Un mare nel quale ritroviamo, quindi, noi stessi e i pezzi sparsi della nostra esistenza, porto sicuro, abbraccio nel quale ci vorremmo abbandonare sino a perderci, punto di partenza e arrivo del nostro viaggio.

Nelle tele di Elena la femminilità ci viene svelata, declinata nei suoi molteplici aspetti: le sue donne sono eleganti, raffinate, armoniose, sensuali, misteriose.

Raffinatezza e plasticità dei nudi richiamano la perfezione della statuaria classica, in una ricerca volta alla conquista dell’armonia delle forme e quindi al raggiungimento di un piacevole canone estetico, di rimando classico.

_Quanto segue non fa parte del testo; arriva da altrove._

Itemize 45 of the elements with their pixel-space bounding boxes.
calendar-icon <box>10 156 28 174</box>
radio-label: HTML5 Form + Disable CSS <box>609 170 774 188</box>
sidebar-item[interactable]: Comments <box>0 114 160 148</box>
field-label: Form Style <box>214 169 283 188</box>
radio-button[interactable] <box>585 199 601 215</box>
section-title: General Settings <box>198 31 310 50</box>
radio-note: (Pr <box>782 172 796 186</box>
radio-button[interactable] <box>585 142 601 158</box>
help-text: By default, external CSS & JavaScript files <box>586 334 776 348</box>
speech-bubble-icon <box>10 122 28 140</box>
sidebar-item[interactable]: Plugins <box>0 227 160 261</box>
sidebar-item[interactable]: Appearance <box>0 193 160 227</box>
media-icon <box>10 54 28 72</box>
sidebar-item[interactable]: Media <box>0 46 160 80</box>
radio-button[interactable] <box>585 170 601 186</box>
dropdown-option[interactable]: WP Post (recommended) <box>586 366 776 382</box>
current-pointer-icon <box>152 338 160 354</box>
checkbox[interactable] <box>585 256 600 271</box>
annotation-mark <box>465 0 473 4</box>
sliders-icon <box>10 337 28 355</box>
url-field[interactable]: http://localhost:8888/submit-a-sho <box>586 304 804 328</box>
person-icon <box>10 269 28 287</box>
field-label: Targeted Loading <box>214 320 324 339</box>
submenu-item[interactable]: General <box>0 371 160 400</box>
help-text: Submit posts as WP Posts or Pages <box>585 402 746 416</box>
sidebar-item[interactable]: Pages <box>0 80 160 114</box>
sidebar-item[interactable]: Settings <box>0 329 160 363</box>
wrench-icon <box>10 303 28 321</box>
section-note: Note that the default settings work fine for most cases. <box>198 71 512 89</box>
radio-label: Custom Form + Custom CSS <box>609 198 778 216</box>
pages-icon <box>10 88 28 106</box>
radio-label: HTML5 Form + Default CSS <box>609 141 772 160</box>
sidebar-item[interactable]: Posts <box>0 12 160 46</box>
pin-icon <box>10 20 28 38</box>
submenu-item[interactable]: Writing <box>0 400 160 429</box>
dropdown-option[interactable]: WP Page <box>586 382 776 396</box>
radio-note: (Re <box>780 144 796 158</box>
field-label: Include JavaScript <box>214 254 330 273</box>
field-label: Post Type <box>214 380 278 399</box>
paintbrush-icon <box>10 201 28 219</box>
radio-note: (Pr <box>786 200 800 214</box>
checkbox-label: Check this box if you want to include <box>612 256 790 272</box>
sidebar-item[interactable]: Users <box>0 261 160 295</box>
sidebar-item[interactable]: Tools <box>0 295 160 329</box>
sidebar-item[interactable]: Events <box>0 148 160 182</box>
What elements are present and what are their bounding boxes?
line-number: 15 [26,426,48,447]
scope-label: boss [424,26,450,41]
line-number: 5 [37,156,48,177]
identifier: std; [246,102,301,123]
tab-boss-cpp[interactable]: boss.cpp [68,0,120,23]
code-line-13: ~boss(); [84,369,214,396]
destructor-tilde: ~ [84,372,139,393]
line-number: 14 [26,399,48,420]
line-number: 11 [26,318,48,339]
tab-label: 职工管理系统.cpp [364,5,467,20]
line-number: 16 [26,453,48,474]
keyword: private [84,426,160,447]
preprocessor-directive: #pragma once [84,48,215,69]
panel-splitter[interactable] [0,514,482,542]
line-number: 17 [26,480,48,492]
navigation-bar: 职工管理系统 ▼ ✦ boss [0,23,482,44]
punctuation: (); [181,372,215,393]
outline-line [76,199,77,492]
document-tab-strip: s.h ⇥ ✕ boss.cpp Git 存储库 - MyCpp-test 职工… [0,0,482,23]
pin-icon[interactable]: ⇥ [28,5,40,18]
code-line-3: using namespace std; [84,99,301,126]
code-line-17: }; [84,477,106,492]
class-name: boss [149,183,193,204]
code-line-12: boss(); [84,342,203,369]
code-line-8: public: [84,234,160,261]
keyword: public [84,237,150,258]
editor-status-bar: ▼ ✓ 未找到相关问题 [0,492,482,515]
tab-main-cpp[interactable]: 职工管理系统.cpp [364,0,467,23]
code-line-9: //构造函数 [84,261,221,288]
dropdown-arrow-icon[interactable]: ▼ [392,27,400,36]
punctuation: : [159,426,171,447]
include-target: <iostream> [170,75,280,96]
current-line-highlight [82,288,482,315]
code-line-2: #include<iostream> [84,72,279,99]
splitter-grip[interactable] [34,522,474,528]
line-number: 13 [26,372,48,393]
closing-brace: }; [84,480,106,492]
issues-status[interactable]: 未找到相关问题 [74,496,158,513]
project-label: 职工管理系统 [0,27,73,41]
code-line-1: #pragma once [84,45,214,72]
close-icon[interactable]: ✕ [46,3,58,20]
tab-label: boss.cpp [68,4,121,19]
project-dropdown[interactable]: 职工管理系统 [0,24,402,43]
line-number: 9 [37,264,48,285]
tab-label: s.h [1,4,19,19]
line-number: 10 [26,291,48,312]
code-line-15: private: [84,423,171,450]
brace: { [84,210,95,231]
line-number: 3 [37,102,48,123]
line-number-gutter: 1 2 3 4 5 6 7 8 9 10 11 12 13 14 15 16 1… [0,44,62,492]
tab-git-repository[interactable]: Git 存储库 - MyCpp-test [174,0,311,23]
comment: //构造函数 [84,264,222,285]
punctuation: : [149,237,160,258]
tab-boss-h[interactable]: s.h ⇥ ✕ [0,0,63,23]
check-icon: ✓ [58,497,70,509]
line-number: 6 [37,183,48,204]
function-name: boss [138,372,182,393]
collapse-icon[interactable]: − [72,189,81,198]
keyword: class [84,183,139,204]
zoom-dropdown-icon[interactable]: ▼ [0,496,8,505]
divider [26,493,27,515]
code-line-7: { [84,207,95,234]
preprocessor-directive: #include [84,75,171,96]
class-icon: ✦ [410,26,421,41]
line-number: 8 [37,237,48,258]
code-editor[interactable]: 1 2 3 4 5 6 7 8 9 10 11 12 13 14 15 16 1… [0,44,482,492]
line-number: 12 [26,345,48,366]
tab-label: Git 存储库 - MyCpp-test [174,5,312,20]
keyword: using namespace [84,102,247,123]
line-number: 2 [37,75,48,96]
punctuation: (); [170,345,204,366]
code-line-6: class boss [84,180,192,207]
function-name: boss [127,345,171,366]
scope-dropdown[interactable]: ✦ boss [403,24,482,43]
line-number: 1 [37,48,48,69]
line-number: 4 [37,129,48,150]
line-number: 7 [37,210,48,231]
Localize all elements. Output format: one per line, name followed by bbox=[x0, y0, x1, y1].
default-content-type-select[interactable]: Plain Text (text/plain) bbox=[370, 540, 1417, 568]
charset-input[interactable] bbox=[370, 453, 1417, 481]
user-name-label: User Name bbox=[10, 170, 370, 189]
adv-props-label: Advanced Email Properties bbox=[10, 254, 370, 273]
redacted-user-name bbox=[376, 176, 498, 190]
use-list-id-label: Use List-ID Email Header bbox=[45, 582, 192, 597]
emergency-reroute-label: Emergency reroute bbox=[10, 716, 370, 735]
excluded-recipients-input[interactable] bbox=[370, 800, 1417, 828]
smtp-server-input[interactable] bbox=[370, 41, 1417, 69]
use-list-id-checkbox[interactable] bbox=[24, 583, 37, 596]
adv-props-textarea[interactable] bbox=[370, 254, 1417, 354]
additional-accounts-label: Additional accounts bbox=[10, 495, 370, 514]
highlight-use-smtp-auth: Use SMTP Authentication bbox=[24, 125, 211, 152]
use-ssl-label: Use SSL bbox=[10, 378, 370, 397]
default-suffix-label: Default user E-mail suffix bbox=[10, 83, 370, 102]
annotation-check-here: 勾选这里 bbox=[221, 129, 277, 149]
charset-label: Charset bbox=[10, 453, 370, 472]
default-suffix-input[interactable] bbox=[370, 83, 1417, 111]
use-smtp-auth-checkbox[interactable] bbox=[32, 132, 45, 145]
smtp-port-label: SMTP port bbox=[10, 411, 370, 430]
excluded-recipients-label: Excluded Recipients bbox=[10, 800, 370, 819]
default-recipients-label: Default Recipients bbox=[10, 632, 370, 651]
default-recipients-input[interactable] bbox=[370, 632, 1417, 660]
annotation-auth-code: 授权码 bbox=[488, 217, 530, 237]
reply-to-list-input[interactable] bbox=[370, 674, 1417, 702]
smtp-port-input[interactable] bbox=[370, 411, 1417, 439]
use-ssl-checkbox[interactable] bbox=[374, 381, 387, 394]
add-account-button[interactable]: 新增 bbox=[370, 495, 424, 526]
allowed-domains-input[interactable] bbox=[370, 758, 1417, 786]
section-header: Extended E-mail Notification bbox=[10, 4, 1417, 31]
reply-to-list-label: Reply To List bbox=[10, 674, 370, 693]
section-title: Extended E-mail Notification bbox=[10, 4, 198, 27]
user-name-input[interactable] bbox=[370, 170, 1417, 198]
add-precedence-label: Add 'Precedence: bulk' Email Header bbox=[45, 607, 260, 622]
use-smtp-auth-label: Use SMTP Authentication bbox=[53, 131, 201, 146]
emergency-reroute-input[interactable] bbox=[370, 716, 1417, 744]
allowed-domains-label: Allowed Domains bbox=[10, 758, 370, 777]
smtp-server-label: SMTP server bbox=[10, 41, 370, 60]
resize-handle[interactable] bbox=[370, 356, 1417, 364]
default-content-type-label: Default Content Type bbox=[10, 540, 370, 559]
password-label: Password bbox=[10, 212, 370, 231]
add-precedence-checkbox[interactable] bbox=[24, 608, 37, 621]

Donne delle quali Elena accentua il senso di misterioso fascino, in quanto i loro volti non  sono a noi celati, persi in pensieri che si spingono verso un orizzonte che appare a noi impossibile da raggiungere: sogni d’amore, fantasie, ricordi che custodiscono gelosamente nel loro cuore.

Ogni donna porta con sé un moto dell’anima, corpi quindi che non sono solo raggiungimento di un appagamento estetico ma che tendono anche, a penetrare nell’io più profondo, cerando di carpirne i segreti per poi trasferirli, successivamente, sulla tela.

Elena introduce in molte sue opere degli strumenti musicali, sia nella rappresentazione paesaggistica sia nei dipinti dedicati alle sue donne.

Essi rappresentano il forte legame con Dio, Elena, infatti, crede che la musica sia l’espressione più tangibile della manifestazione del volto di Dio nelle cose di ogni giorno.

La musica è armonia che infonde nell’essere umano il senso di tranquillità, pace, benessere che la stessa Elena ricerca costantemente nel suo andare quotidiano.

Elena cerca di trovare una propria dimensione spirituale, avvicinandosi così a quell’Infinito al quale aspiriamo, a quel qualcosa di più alto, del quale riusciamo a percepirne la grandezza ma che ci appare, in quanto esseri finiti e contingenti, irraggiungibile.

La musica, come la pittura, avvicina Elena ad una dimensione spirituale profonda, attraverso la sua armoniosa melodia, infatti, riesce a far danzare la sua anima, arrivando a sentirsi parte del tutto, di un cosmo così perfettamente equilibrato, del quale si fa narratrice attraverso le sue tele.